There was only one problem with that, the commandant considered. He did have an available command - Panache - but it might seem a mixed blessing. The cutter was nearly completed. She was to have been the lead ship for a new class, but funding had been cut, the yard had gone bankrupt, and the commissioning skipper had been relieved for bungling his job. That left the Coast Guard with an unfinished ship whose engines didn't work, in an out-of-business shipyard. But Wegener was supposed to be a miracle worker, the commandant decided at his desk. To make it a fair chance, he made sure that Wegener got some good chiefs to back up the inexperienced wardroom.
His arrival at the shipyard gate had been delayed by the picket line of disgruntled workers, and by the time he'd gotten through that, he was sure things couldn't get worse. Then he'd seen what was supposed to have been a ship. It was a steel artifact, pointed at one end and blunt at the other, half painted, draped with cables, piled with crates, and generally looking like a surgical patient who'd died on the table and been left there to rot. If that hadn't been bad enough, Panache couldn't even be towed from her berth - the last thing a worker had done was to burn out the motor on a crane, which blocked the way.

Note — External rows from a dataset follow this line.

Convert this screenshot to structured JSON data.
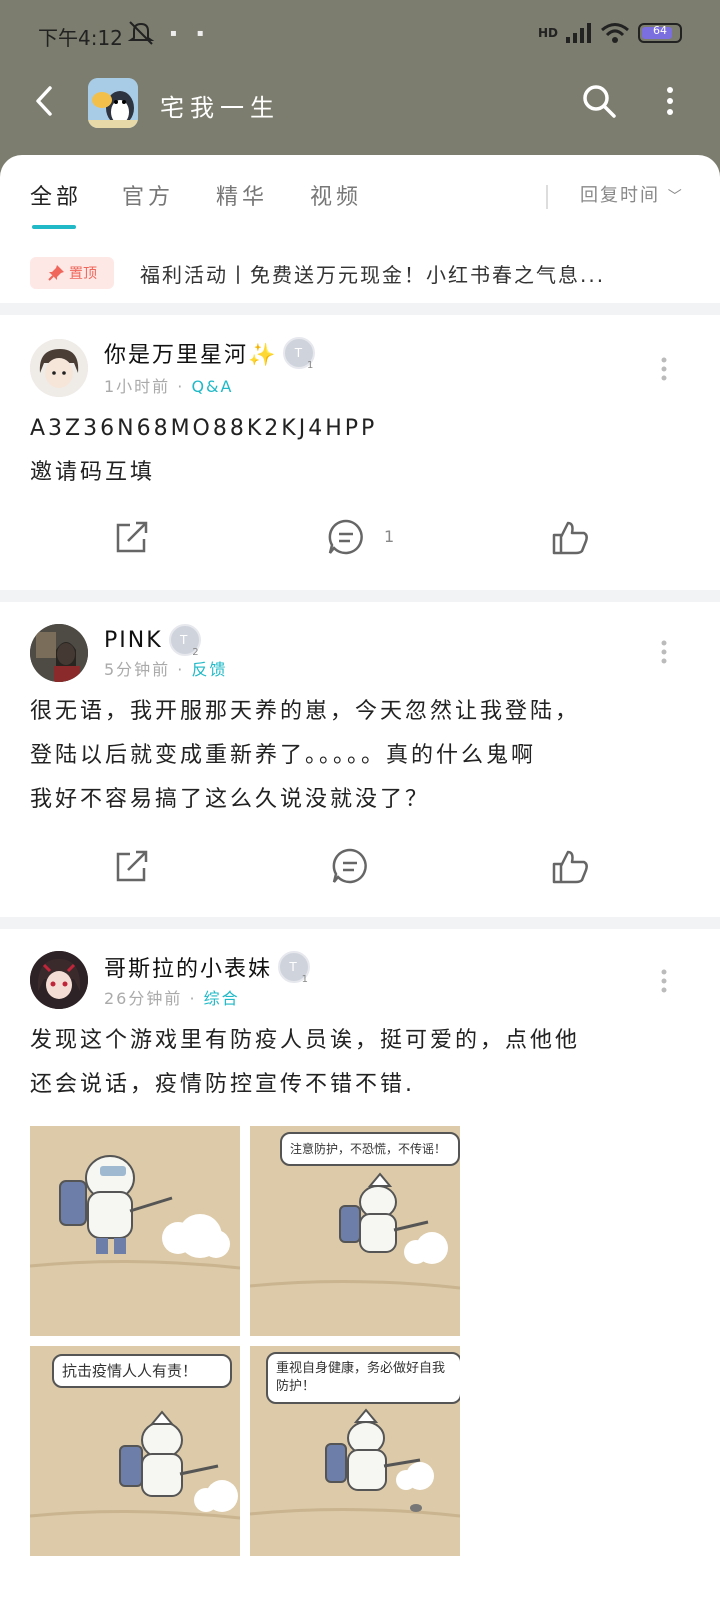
{
  "status": {
    "time": "下午4:12",
    "network": "HD",
    "battery": "64"
  },
  "header": {
    "title": "宅我一生"
  },
  "tabs": [
    {
      "label": "全部"
    },
    {
      "label": "官方"
    },
    {
      "label": "精华"
    },
    {
      "label": "视频"
    }
  ],
  "sort_label": "回复时间",
  "pinned": {
    "badge": "置顶",
    "text": "福利活动丨免费送万元现金！小红书春之气息..."
  },
  "posts": [
    {
      "author": "你是万里星河✨",
      "level": "1",
      "time": "1小时前",
      "category": "Q&A",
      "lines": [
        "A3Z36N68MO88K2KJ4HPP",
        "邀请码互填"
      ],
      "comments": "1"
    },
    {
      "author": "PINK",
      "level": "2",
      "time": "5分钟前",
      "category": "反馈",
      "lines": [
        "很无语，我开服那天养的崽，今天忽然让我登陆，",
        "登陆以后就变成重新养了。。。。。真的什么鬼啊",
        "我好不容易搞了这么久说没就没了？"
      ]
    },
    {
      "author": "哥斯拉的小表妹",
      "level": "1",
      "time": "26分钟前",
      "category": "综合",
      "lines": [
        "发现这个游戏里有防疫人员诶，挺可爱的，点他他",
        "还会说话，疫情防控宣传不错不错."
      ],
      "bubbles": [
        "注意防护，不恐慌，不传谣！",
        "抗击疫情人人有责！",
        "重视自身健康，务必做好自我防护！"
      ]
    }
  ],
  "colors": {
    "accent": "#21b9c7",
    "header": "#7c7d6e",
    "pin": "#f0665a"
  }
}
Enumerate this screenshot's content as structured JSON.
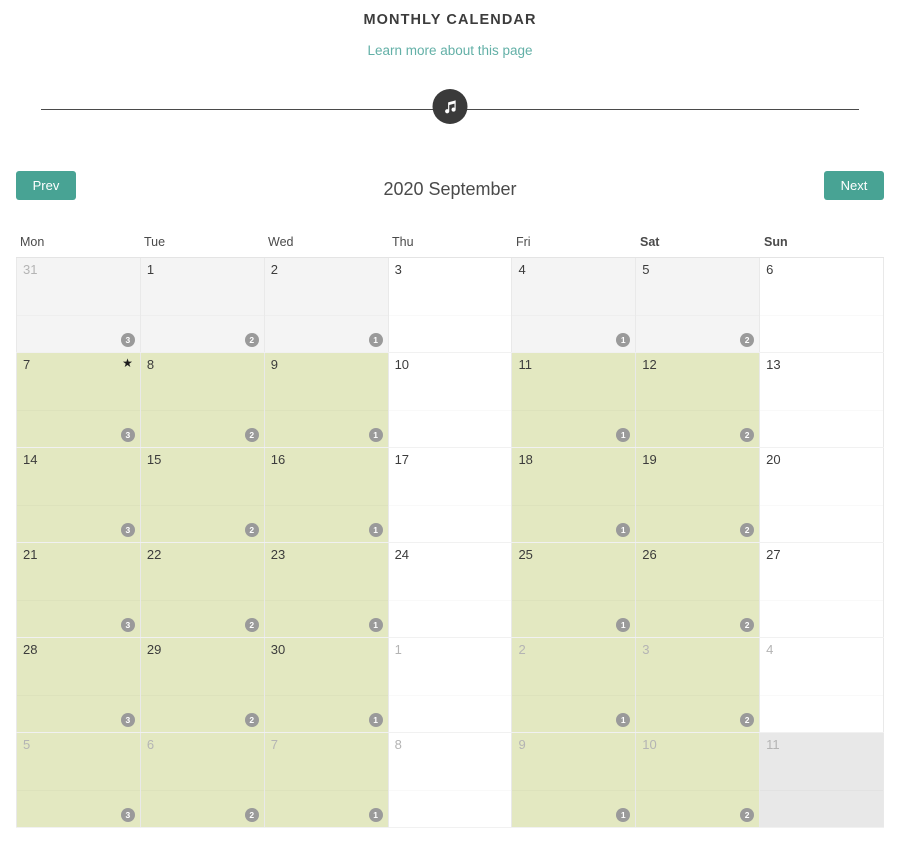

The previous captain had already left in disgrace. The commissioning crew, assembled on the helicopter deck to receive him, looked like children forced to attend the funeral of a disliked uncle, and when Wegener tried to address them, the microphone didn't work. Somehow that broke the evil spell. He waved them toward himself with a smile and a chuckle.
"People," he'd said, "I'm Red Wegener. In six months this will be the best ship in the United States Coast Guard. In six months you will be the best crew in the United States Coast Guard. I'm not the one who's going to make that happen. You will - and I'll help a little. For right now, I'm cutting everybody as much liberty as we can stand while I get a handle on what we have to do. Have yourselves a great time. When you get back, we all go to work. Dismissed."
There was a collective "oh" from the assembled multitude, which had expected shouts and screams. The newly arrived chiefs regarded one another with raised eyebrows, and the young officers who'd been contemplating the abortion of their service careers retired to the wardroom in a state of bemused shock. Before meeting with them, Wegener took his three leading chiefs aside.